ASIC alleges that since 5 April 2021, a contract term requiring customers of Auto & General to notify it ‘if anything changes about your home or contents’ is unfair because the term:
- imposes an obligation on customers to notify Auto & General if ‘anything’ changes about their home or contents, which customers cannot practically meet.
- imposes an unclear obligation on the customer regarding what they need to disclose to Auto & General.
- suggests that Auto & General has a broader right to refuse claims or reduce the amount payable under claims if the customer does not meet the notification obligation than is available under the Insurance Contracts Act.
- could mislead or confuse the customer as to their true obligations and rights under the contract.
ASIC Deputy Chair Sarah Court said ‘ASIC is concerned that the broad notification obligation in these contracts is unfair because it is unclear what policy holders are required to do to comply with such a broad obligation, and it is also unclear what their rights are when making a claim.

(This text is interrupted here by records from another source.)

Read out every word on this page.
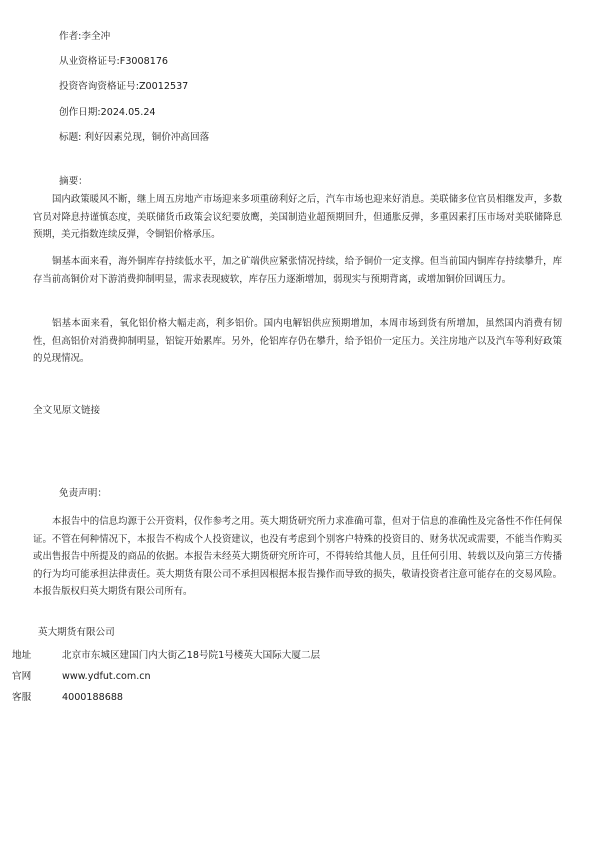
作者:李全冲
从业资格证号:F3008176
投资咨询资格证号:Z0012537
创作日期:2024.05.24
标题: 利好因素兑现，铜价冲高回落
摘要：
国内政策暖风不断，继上周五房地产市场迎来多项重磅利好之后，汽车市场也迎来好消息。美联储多位官员相继发声，多数官员对降息持谨慎态度，美联储货币政策会议纪要放鹰，美国制造业超预期回升，但通胀反弹，多重因素打压市场对美联储降息预期，美元指数连续反弹，令铜铝价格承压。
铜基本面来看，海外铜库存持续低水平，加之矿端供应紧张情况持续，给予铜价一定支撑。但当前国内铜库存持续攀升，库存当前高铜价对下游消费抑制明显，需求表现疲软，库存压力逐渐增加，弱现实与预期背离，或增加铜价回调压力。
铝基本面来看，氧化铝价格大幅走高，利多铝价。国内电解铝供应预期增加，本周市场到货有所增加，虽然国内消费有韧性，但高铝价对消费抑制明显，铝锭开始累库。另外，伦铝库存仍在攀升，给予铝价一定压力。关注房地产以及汽车等利好政策的兑现情况。
全文见原文链接
免责声明：
本报告中的信息均源于公开资料，仅作参考之用。英大期货研究所力求准确可靠，但对于信息的准确性及完备性不作任何保证。不管在何种情况下，本报告不构成个人投资建议，也没有考虑到个别客户特殊的投资目的、财务状况或需要，不能当作购买或出售报告中所提及的商品的依据。本报告未经英大期货研究所许可，不得转给其他人员，且任何引用、转载以及向第三方传播的行为均可能承担法律责任。英大期货有限公司不承担因根据本报告操作而导致的损失，敬请投资者注意可能存在的交易风险。本报告版权归英大期货有限公司所有。
英大期货有限公司
地址	北京市东城区建国门内大街乙18号院1号楼英大国际大厦二层
官网	www.ydfut.com.cn
客服	4000188688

‘Contract terms need to be proportionate, transparent and clear, so any obligations are easily understood and able to be realistically adhered to by customers. They must accurately describe the actual rights and responsibilities of the parties under the contract.’
ASIC further alleges the contract term is unfair within the meaning of s12BG of the ASIC Act as the term:
- causes a significant imbalance in the parties’ rights and obligations under the contract,
- is not reasonably necessary to protect Auto & General’s legitimate interests, and
- would cause detriment to the policy holders if the term were relied on.

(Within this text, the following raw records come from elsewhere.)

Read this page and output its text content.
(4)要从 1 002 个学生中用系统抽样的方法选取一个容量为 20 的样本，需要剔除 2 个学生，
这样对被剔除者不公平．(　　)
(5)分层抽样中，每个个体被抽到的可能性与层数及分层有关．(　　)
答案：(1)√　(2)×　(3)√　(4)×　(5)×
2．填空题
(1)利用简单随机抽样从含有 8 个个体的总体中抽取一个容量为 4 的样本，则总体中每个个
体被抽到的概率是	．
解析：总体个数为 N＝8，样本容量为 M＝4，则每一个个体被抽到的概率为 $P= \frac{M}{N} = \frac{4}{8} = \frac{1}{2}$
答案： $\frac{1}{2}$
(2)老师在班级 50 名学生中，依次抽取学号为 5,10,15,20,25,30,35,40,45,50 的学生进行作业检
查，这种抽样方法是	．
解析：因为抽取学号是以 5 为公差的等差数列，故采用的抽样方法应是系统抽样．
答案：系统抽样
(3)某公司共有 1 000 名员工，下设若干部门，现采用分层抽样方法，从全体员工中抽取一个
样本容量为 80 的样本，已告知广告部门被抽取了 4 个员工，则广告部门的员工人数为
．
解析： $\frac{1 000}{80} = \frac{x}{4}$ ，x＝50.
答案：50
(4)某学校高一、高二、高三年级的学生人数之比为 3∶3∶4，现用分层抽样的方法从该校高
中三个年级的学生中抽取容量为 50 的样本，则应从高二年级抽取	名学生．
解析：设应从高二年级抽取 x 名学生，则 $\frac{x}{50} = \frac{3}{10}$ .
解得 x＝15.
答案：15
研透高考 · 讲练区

ASIC is seeking declarations that the term is void. ASIC will also seek injunctions and corrective orders.
The alleged unfair contract term appears in the following product disclosure statements issued by Auto & General (which are all in substantially identical terms):
- Auto & General Home and Contents Insurance Policy PDS
- Budget Direct Your Home & Contents Insurance Policy PDS
- Australia Post Your Home & Contents Insurance Policy PDS
- ING Home & Contents Insurance Policy PDS
- Catch Insurance Your Home & Contents Insurance Policy PDS
- Virgin Insurance Your Home & Contents Insurance Policy PDS
- Qantas Home and Contents Insurance Policy PDS.
The Auto & General Home and Contents Insurance Policy PDS applies to 1st For Women, Best Buy, Maxxia, Ozicare and Retirease branded home and contents insurance policies issued by Auto & General.
Auto & General no longer issue new home and contents policies for the Australia Post, Catch Insurance and Maxxia brands.
On 5 April 2021, the unfair contract term protections in Subdivision BA of the ASIC Act were expanded to include insurance contracts with consumers and small businesses. This was a result of a recommendation by the Royal Commission into Misconduct in the Banking, Superannuation, and Financial Services Industry (Recommendation 4.7 in the Final Report). Extending the unfair contract term protections to these kinds of insurance contracts was aimed at:
- ensuring that consumers and small businesses receive the same protections from unfair terms in insurance contracts as they do for other financial services; and
- encouraging insurers to improve the level of clarity and transparency in their contracts and remove potentially unfair terms.
The Royal Commission also found it was too easy for insurers to deny claims based on the policy holder’s failure to meet broad disclosure obligations.
On 9 November 2022, the Treasury Laws Amendment (More Competition, Better Prices) Act 2022 was assented to. Among other things, this Act will introduce civil penalties under the ASIC Act for breaches of the unfair contract term prohibition from 10 November 2023.
Editor's note 1:
On 15 August 2023, the Court made programming orders and listed the matter for trial on 4 and 5 March 2024.